Abstract
Thousands of candidate human-specific regulatory sequences (HSRS) have been identified, supporting the idea that unique to human phenotypes result from human-specific changes to genomic regulatory networks (GRNs). The sequence quality of reference genome databases is essential for the accurate definition of regulatory DNA segments as candidate HSRS. It is unclear how database improvements would affect the validity of the HSRS’ definition. Sequence conservation analysis of 15,371 candidate HSRS was carried out using the most recent releases of reference genomes’ databases of humans and nonhuman primates (NHP) defining the conservation threshold as the minimum ratio of bases that must remap of 1.00. This analysis identifies 3,793 regulatory DNA segments that lack evidence of human-specific mutations and represent regulatory sequences highly conserved in humans, Bonobo, and Chimpanzee. Present analysis revealed a major database refinement’s effect on the validity of HSRS’ definition and suggests that human-specific phenotypes may evolve as a results of integration into human-specific GRNs of both conserved in NHP and human-specific genomic regulatory elements.
Introduction
Extensive search for human-specific genomic regulatory sequences (HSRS) revealed thousands candidate HSRS, a vast majority of which is residing within non-protein coding genomic regions (McLean et al., 2011; Shulha et al., 2012; Konopka et al., 2012; Capra et al., 2013; Marnetto et al., 2014; Glinsky, 2015). Candidate HSRS comprise multiple distinct families of genomic regulatory elements, which were defined using a multitude of structural features, different statistical algorithms, as well as a broad spectrum of experimental, analytical, computational, and bioinformatics strategies. The current catalogue of candidate HSRS includes conserved in humans novel regulatory DNA sequences designated human accelerated regions, HARs (Capra et al., 2013); fixed human-specific regulatory regions, FHSRR (Marnetto et al., 2014); human-specific transcription factor-binding sites, HSTFBS (Glinsky, 2015), regions of human-specific loss of conserved regulatory DNA termed hCONDEL (McLean et al., 2011); human-specific epigenetic regulatory marks consisting of H3K4me3 histone methylation signatures at transcription start sites in prefrontal neurons (Shulha et al., 2012); and human-specific transcriptional genetic networks in the frontal lobe (Konopka et al., 2012). Most recently, Gittelman et al. (2015) reported identification of 524 DNase I hypersensitive sites (DHSs) that are conserved in nonhuman primates but accelerated in the human lineage (haDHS) and may have contributed to human-specific phenotypes. They estimated that 70% of substitutions in haDHSs are attributable to positive selection consistent with the hypothesis that these DNA segments have been subjects to human-specific adaptive evolution resulting in creation of human-specific regulatory sequences.

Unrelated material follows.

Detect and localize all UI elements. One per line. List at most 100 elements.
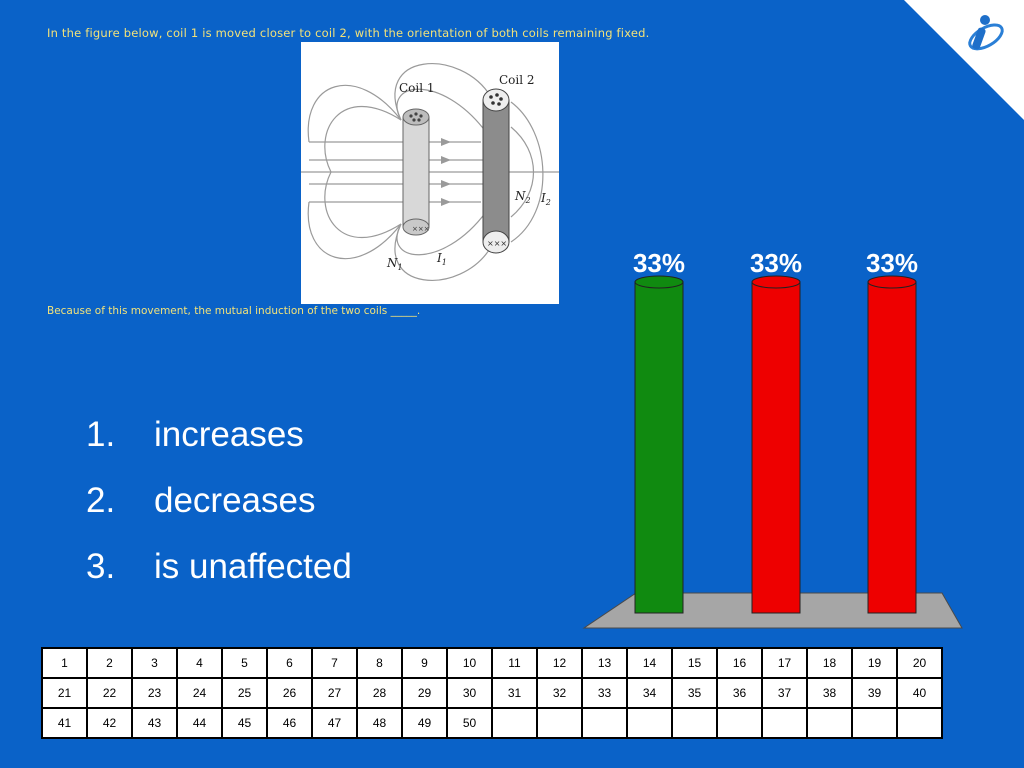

Definition of HARs, which is one of the most actively investigated HSRS families, is based on calculations as a baseline the evolutionary expected rate of base substitutions derived from the experimentally determined level of conservation between multiple species at the given locus. The statistical significance of differences between the observed substitution rates on a lineage of interest in relation to the evolutionary expected baseline rate of substitutions can be estimated. This method is considered particularly effective for identifying highly conserved sequences within noncoding genomic regions that have experienced a marked increase of substitution rates on a particular lineage. It has been successfully applied to humans (Pollard et al. 2006; Prabhakar et al. 2006; Bird et al. 2007), where the rapidly-evolving sequences that are highly conserved across mammals and have acquired many sequence changes in humans since divergence from chimpanzees were designated as human accelerated regions (HARs). Experimental analyses of HARs bioactivity revealed that some HARs function as non-coding RNA genes expressed during the neocortex development (Pollard et al., 2006) and human-specific developmental enhancers (Prabhakar et al. 2008). Consistent with the hypothesis that HARs function in human cells as regulatory sequences, most recent computational analyses and transgenic mouse experiments demonstrated that many HARs represent developmental enhancers (Capra et al., 2013).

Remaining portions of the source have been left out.